The Pixel Company rides the edge

By Georgie Raik-Allen
Red Herring Online
February 24, 1999

Entrepreneurs are always been encouraged to think out-of-the-box, but at The Pixel Company, it's more a case of out-of-the-screen.

The Seattle-based startup has found a tiny slice of unused space on the otherwise Microsoft-dominated desktop and is using it to grab -- and sell -- the user's attention.

Pixel has developed MySpace, a menu bar that lives in the black space at the very bottom of the computer display. The 25-pixel control bar includes customizable TV-like channel buttons that let users do things like click on Web sites, open applications, and control a CD player.

Pixel operates beyond the traditional screen area by bypassing the operating system and writing directly to the video driver of the monitor. "We're allowing someone else to own part of the glass without having to go through the Windows desktop," says CEO Tom O'Rourke.

The startup has just raised a first round funding of $7.1 million from New York-based investment bank Sunrise Securities.

NEW FRONTIER
The funding will be used to expand the product line from MySpace, which lives on the bottom of the screen, to a range of products for all four edges. The startup recently announced NetSpace, which will live on the right-hand side of the screen and provide content from partner Web brands such as CNN Interactive and ZDNet.

It is also looking at developing a product called WorkSpace for the enterprise market, so that employees can email each other, chat, and share applications along another edge of the screen.

Mr. O'Rourke, who sounds like he may have spent a little too much time on the edge, says eventually Pixel products will frame video, television, handheld, and all other types of screens, and will remain visible while users move between the Internet, television, and computer activities.
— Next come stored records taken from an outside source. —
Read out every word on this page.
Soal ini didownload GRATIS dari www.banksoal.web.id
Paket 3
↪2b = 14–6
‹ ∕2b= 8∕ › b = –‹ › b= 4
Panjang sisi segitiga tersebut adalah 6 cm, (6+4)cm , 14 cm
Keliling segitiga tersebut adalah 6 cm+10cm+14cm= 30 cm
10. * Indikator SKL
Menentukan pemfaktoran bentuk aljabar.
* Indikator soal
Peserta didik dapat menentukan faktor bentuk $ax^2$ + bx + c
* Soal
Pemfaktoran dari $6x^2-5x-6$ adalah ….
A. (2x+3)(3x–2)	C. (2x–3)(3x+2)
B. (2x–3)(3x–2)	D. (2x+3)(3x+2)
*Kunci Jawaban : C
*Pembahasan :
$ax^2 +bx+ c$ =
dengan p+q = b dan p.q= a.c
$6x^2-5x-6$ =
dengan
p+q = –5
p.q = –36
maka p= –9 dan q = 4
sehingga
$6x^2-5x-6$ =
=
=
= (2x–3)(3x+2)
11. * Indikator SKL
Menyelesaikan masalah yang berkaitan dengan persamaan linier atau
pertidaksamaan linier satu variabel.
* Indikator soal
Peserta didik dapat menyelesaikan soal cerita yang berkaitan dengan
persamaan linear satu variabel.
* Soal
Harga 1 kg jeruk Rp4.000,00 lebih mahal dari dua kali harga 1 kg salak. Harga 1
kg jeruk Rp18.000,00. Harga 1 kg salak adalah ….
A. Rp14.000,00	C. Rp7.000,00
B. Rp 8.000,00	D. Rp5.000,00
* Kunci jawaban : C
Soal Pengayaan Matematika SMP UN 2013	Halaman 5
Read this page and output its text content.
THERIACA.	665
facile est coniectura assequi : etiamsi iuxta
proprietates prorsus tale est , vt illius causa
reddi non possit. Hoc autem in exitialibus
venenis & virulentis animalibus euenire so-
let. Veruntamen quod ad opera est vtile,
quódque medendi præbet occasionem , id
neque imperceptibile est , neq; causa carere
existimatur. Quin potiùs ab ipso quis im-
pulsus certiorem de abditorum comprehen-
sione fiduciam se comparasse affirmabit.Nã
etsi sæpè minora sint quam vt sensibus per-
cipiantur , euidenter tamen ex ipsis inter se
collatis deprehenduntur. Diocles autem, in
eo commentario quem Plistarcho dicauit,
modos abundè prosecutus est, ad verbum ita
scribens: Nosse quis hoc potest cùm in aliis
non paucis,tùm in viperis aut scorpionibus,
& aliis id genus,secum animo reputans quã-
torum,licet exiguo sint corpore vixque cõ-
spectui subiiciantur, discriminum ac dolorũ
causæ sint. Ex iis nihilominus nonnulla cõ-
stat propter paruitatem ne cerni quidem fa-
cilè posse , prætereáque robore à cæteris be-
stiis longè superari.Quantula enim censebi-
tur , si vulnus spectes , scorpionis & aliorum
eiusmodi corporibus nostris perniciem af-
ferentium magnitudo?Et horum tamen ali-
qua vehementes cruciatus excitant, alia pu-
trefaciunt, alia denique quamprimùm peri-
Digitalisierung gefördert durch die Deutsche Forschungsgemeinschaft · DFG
"We are the glueware between all new technologies," he boldly claims.

Maybe, but it's hard to see the masses latching onto the idea with the same enthusiasm. The space is tiny, and except for the ability to remain on at all time, provides no extra functionality over My Yahoo, or any other customizable interface.

Advertisers and marketers, on the other hand, love any extra space that may attract consumers' attention. As Mr. O'Rourke says, unless Amazon.com (AMZN) is an icon on a desktop, it can only advertise and send messages to users when they are on the Web. With MySpace, it has a captive audience, no matter what the user is doing on the computer.

LIVING ON THE EDGE
The Pixel Company makes money from its content partners, which include Walt Disney (DIS), ESPN, Amazon.com, eBay (EBAY), and GoTo.com. The partners pay Pixel on a clickthrough basis, as well as a percentage of sales.

The key to profitability is broad distribution, which the company is pursuing through OEM deals and downloads off the Internet. So far, Packard Bell NEC, Pixel's former parent company, and two undisclosed PC vendors are distributing MySpace, and are using it to gain visibility and develop marketing opportunities.

It's too early to tell how the edge of the screen will be exploited, but Pixel insists the one sliver of space not controlled by the startup's Redmond neighbor is a valuable piece of real estate.

"I'm sorry, Bill, but you can't control it all," Mr. O'Rourke says. "There is a vacuum of opportunity outside a box called Windows."

That may be so -- for now -- but in the meantime, the desktop still belongs to Microsoft (MSFT).